Looking to the future, Mr King said his company might expand the application of the shearing caps to protect PDC cutters during shoe track drill-outs. “Customers are asking to access this technology also as a simple insurance policy,” Mr King said. “Drilling with casing is not a thing that every oil well does. It’s only a small percentage of wells that actually get made with drilling with casing, but shoe track drill-out occurs in every well. It’s really exciting for us that this technology is likely to have application wherever PDC bits are used for drill out.”
The Tercel MicroCORE achieved 92 ft/hr average ROP in 3 Eagle Ford wells drilling curve and lateral sections. Other PDC bits in offset wells achieved 72 ft/hr.
An operator in the Eagle Ford reduced cost-per-foot by 36% in each of three curve sections drilled using the second-gen Kymera bit.

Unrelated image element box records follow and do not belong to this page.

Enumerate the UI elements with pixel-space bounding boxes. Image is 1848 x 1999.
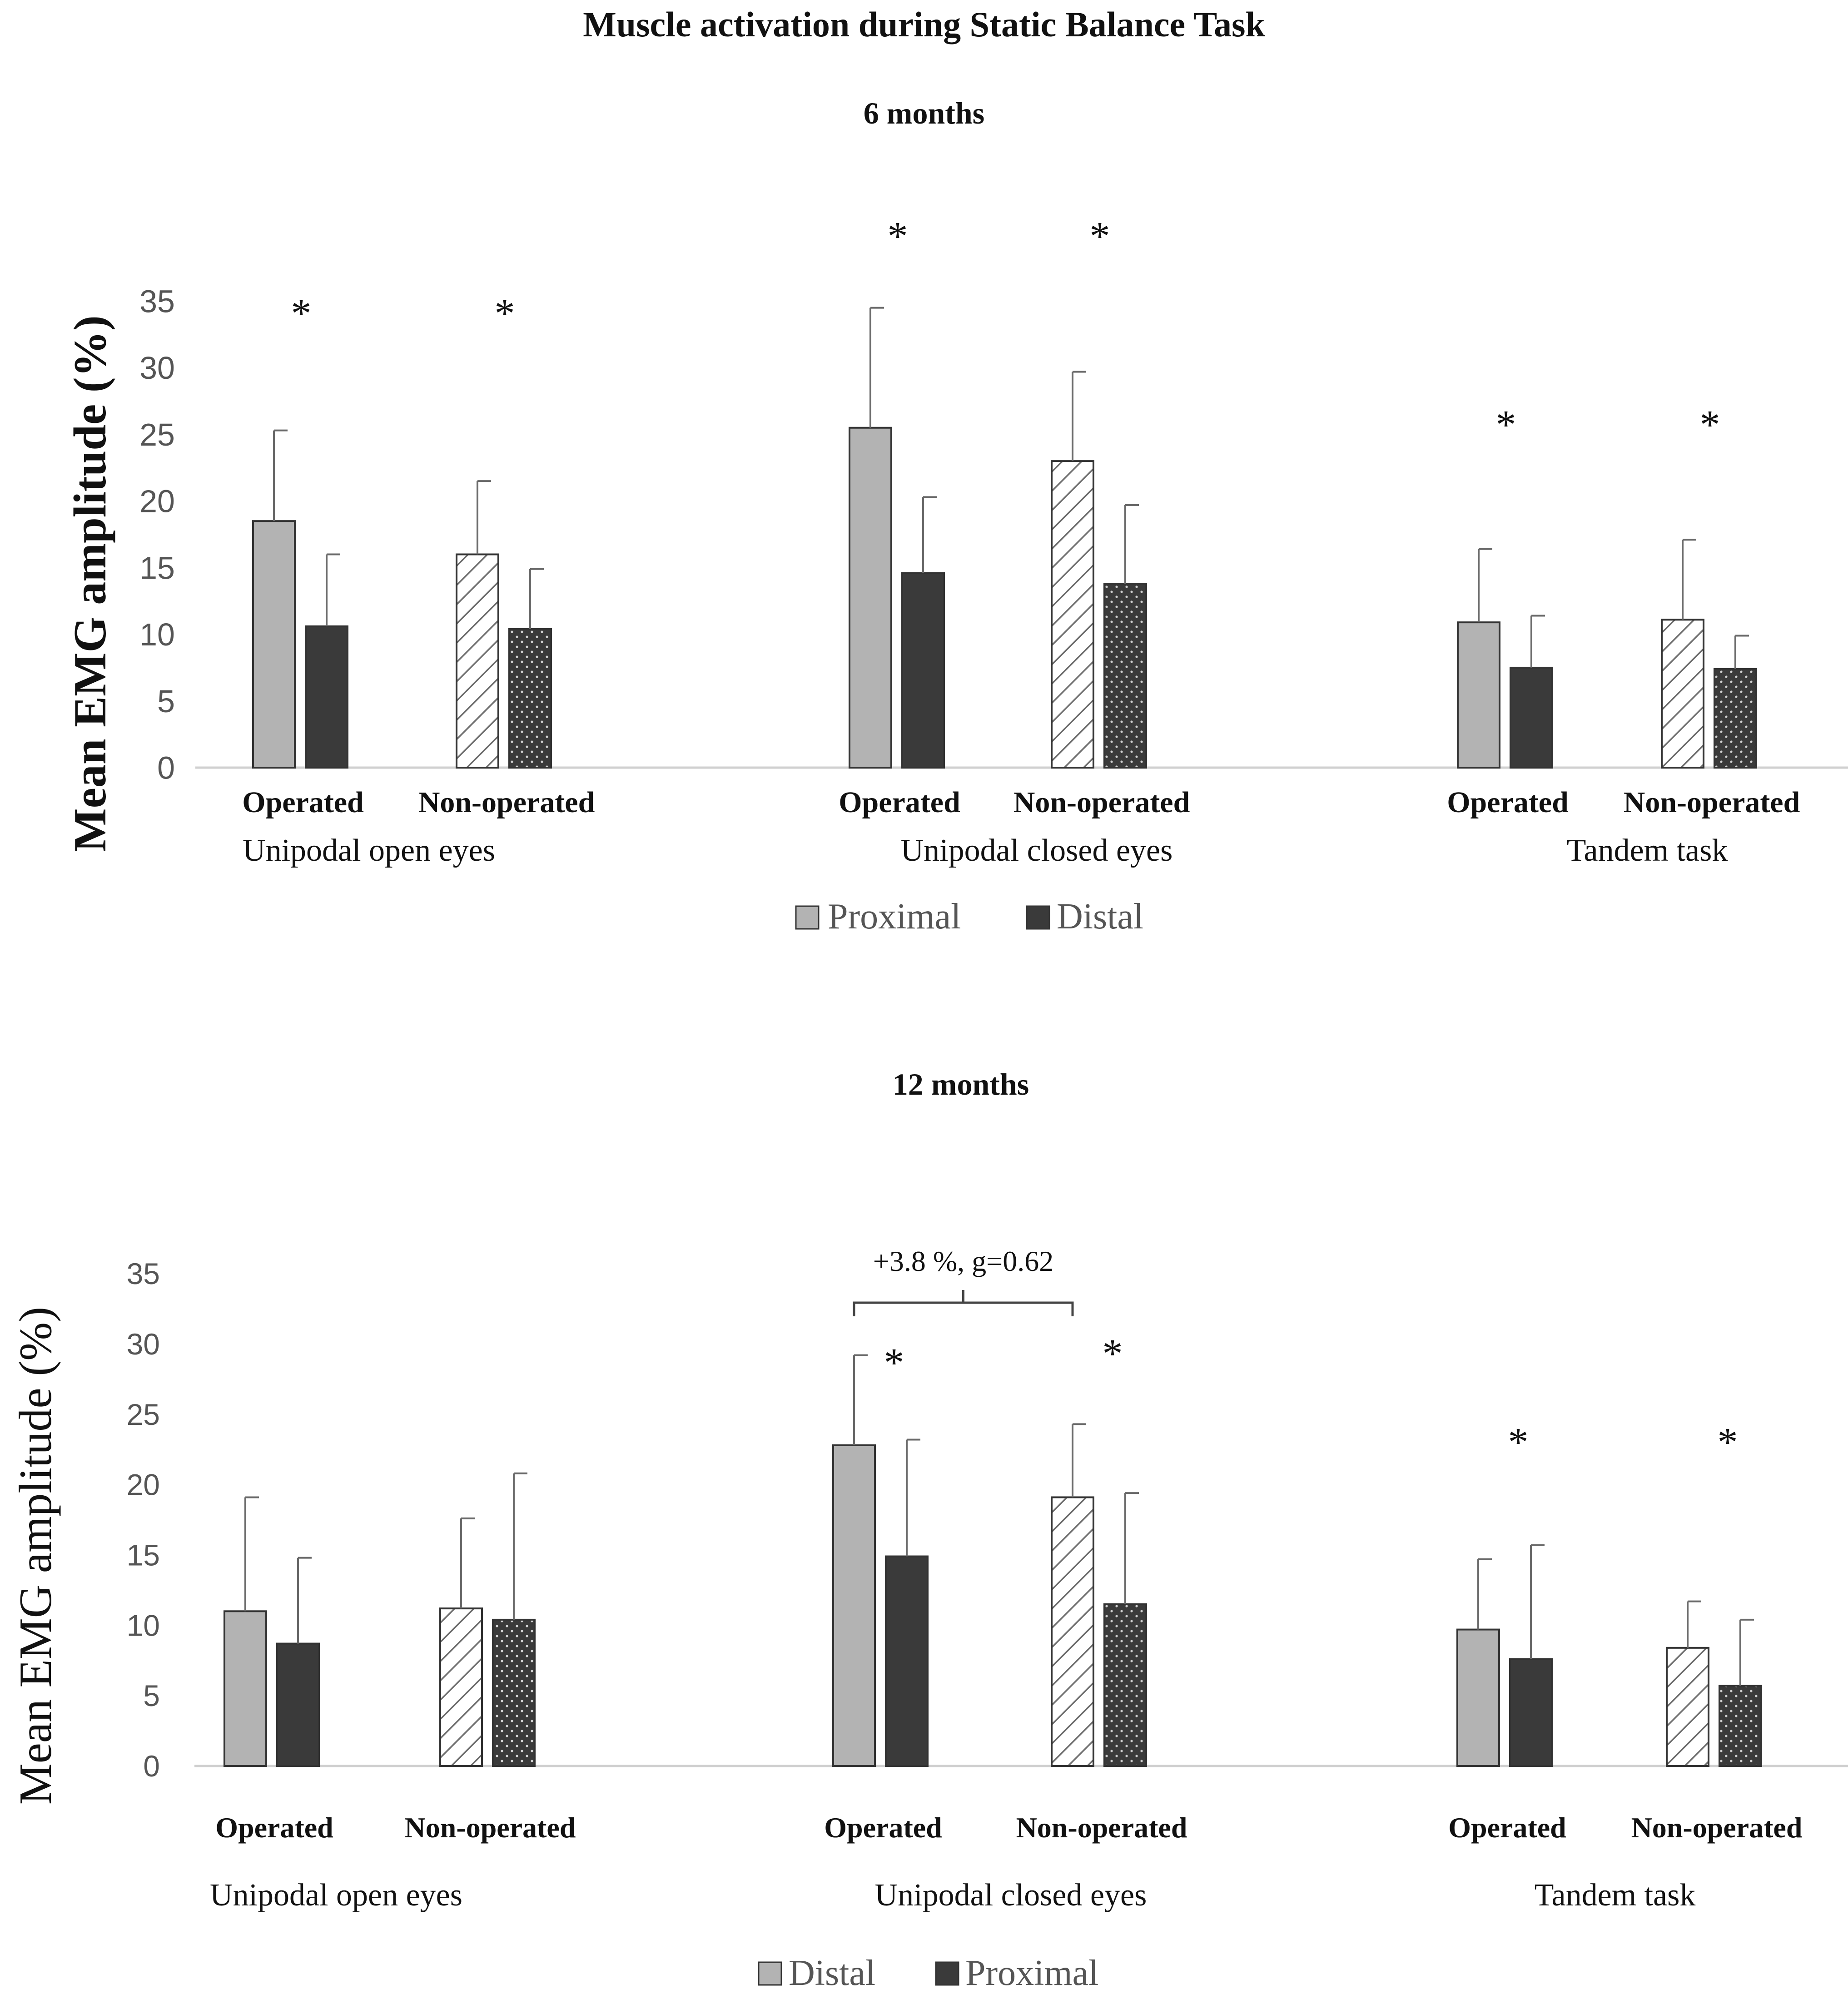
y-tick-label: 25 <box>139 417 175 452</box>
y-tick-label: 30 <box>139 350 175 386</box>
group-label-unipodal-open-eyes: Unipodal open eyes <box>210 1878 462 1913</box>
y-tick-label: 35 <box>127 1257 160 1290</box>
y-tick-label: 0 <box>143 1749 160 1783</box>
y-tick-label: 35 <box>139 284 175 319</box>
category-label-operated: Operated <box>1447 786 1569 819</box>
significance-star: * <box>1090 214 1110 259</box>
bar-proximal-non-operated-unipodal-closed-eyes <box>1051 460 1094 769</box>
bar-distal-non-operated-tandem-task <box>1714 668 1757 769</box>
legend-swatch-distal <box>758 1961 782 1986</box>
bar-proximal-non-operated-unipodal-open-eyes <box>456 553 499 769</box>
chart-panel-6-months: 6 months Mean EMG amplitude (%) 0 5 10 15 20… <box>65 96 1848 937</box>
category-label-non-operated: Non-operated <box>1016 1811 1187 1844</box>
y-tick-label: 20 <box>127 1468 160 1502</box>
bar-proximal-non-operated-unipodal-open-eyes <box>492 1618 536 1767</box>
category-label-non-operated: Non-operated <box>1624 786 1800 819</box>
bar-proximal-operated-unipodal-open-eyes <box>276 1642 320 1767</box>
category-label-operated: Operated <box>215 1811 333 1844</box>
significance-star: * <box>888 214 908 259</box>
bar-distal-non-operated-unipodal-closed-eyes <box>1051 1496 1094 1767</box>
significance-bracket <box>853 1301 1074 1316</box>
category-label-non-operated: Non-operated <box>1631 1811 1803 1844</box>
group-label-unipodal-closed-eyes: Unipodal closed eyes <box>875 1878 1147 1913</box>
group-label-tandem-task: Tandem task <box>1567 833 1728 868</box>
legend-swatch-proximal <box>935 1961 959 1986</box>
legend-label-proximal: Proximal <box>965 1953 1098 1993</box>
significance-star: * <box>1496 402 1516 447</box>
y-tick-label: 10 <box>127 1608 160 1642</box>
y-tick-label: 0 <box>157 750 175 786</box>
bar-distal-non-operated-tandem-task <box>1666 1647 1709 1767</box>
legend: Proximal Distal <box>795 897 1143 937</box>
category-label-non-operated: Non-operated <box>418 786 595 819</box>
bar-distal-operated-unipodal-closed-eyes <box>901 572 945 769</box>
y-tick-label: 5 <box>143 1679 160 1712</box>
y-axis-label: Mean EMG amplitude (%) <box>65 315 116 852</box>
category-label-operated: Operated <box>242 786 364 819</box>
bar-distal-operated-tandem-task <box>1510 666 1553 769</box>
bar-proximal-non-operated-unipodal-closed-eyes <box>1103 1603 1147 1767</box>
significance-star: * <box>1103 1331 1123 1376</box>
group-label-tandem-task: Tandem task <box>1535 1878 1696 1913</box>
bar-distal-non-operated-unipodal-closed-eyes <box>1103 583 1147 769</box>
category-label-operated: Operated <box>839 786 960 819</box>
significance-star: * <box>1508 1420 1529 1465</box>
significance-star: * <box>291 291 312 336</box>
category-label-non-operated: Non-operated <box>1013 786 1190 819</box>
y-tick-label: 15 <box>127 1538 160 1572</box>
y-tick-label: 30 <box>127 1327 160 1361</box>
bar-distal-operated-unipodal-open-eyes <box>224 1610 267 1767</box>
significance-star: * <box>884 1340 904 1385</box>
legend-label-proximal: Proximal <box>828 897 961 937</box>
y-tick-label: 20 <box>139 484 175 519</box>
bar-proximal-operated-unipodal-closed-eyes <box>885 1555 929 1767</box>
bar-proximal-operated-unipodal-closed-eyes <box>849 427 892 769</box>
category-label-operated: Operated <box>1448 1811 1566 1844</box>
figure-title: Muscle activation during Static Balance … <box>583 5 1265 44</box>
legend-swatch-proximal <box>795 905 820 930</box>
y-tick-label: 5 <box>157 684 175 719</box>
bar-distal-operated-tandem-task <box>1456 1628 1500 1767</box>
chart-panel-12-months: 12 months Mean EMG amplitude (%) 0 5 10 15 2… <box>10 1067 1848 1993</box>
effect-size-label: +3.8 %, g=0.62 <box>873 1245 1054 1277</box>
bar-proximal-non-operated-tandem-task <box>1719 1685 1762 1767</box>
y-tick-label: 10 <box>139 617 175 652</box>
chart-title: 6 months <box>864 96 984 130</box>
bar-proximal-operated-tandem-task <box>1457 621 1500 769</box>
category-label-non-operated: Non-operated <box>405 1811 576 1844</box>
bar-distal-non-operated-unipodal-open-eyes <box>439 1607 483 1767</box>
y-tick-label: 25 <box>127 1398 160 1431</box>
legend-swatch-distal <box>1026 905 1050 930</box>
y-axis-label: Mean EMG amplitude (%) <box>10 1307 61 1805</box>
bar-distal-non-operated-unipodal-open-eyes <box>508 628 552 769</box>
bar-distal-operated-unipodal-open-eyes <box>305 625 348 769</box>
group-label-unipodal-closed-eyes: Unipodal closed eyes <box>901 833 1173 868</box>
bar-distal-operated-unipodal-closed-eyes <box>832 1444 876 1767</box>
category-label-operated: Operated <box>824 1811 942 1844</box>
significance-star: * <box>1700 402 1720 447</box>
bar-proximal-operated-tandem-task <box>1509 1658 1553 1767</box>
legend-label-distal: Distal <box>1057 897 1143 937</box>
y-tick-label: 15 <box>139 550 175 585</box>
legend-label-distal: Distal <box>789 1953 875 1993</box>
group-label-unipodal-open-eyes: Unipodal open eyes <box>243 833 495 868</box>
legend: Distal Proximal <box>758 1953 1098 1993</box>
significance-star: * <box>495 291 515 336</box>
bar-proximal-operated-unipodal-open-eyes <box>252 520 296 769</box>
chart-title: 12 months <box>893 1067 1029 1101</box>
bar-proximal-non-operated-tandem-task <box>1661 619 1704 769</box>
significance-star: * <box>1718 1420 1738 1465</box>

The Halliburton GeoTech achieved an average ROP of 132.4 ft/hr, compared with 107.6 ft/hr for 7 offset wells, in North Dakota’s Williston Basin.
In Western Canada, Shear Bits’ Pexus hybrid bit achieved 30% higher ROP than roller cone bits and 66% higher ROP than PDC bits.
In a 2014 field test, Smith Bits’ StingBlade bit produced 53% fewer lateral vibrations and 37% fewer axial vibrations compared with a conventional PDC bit.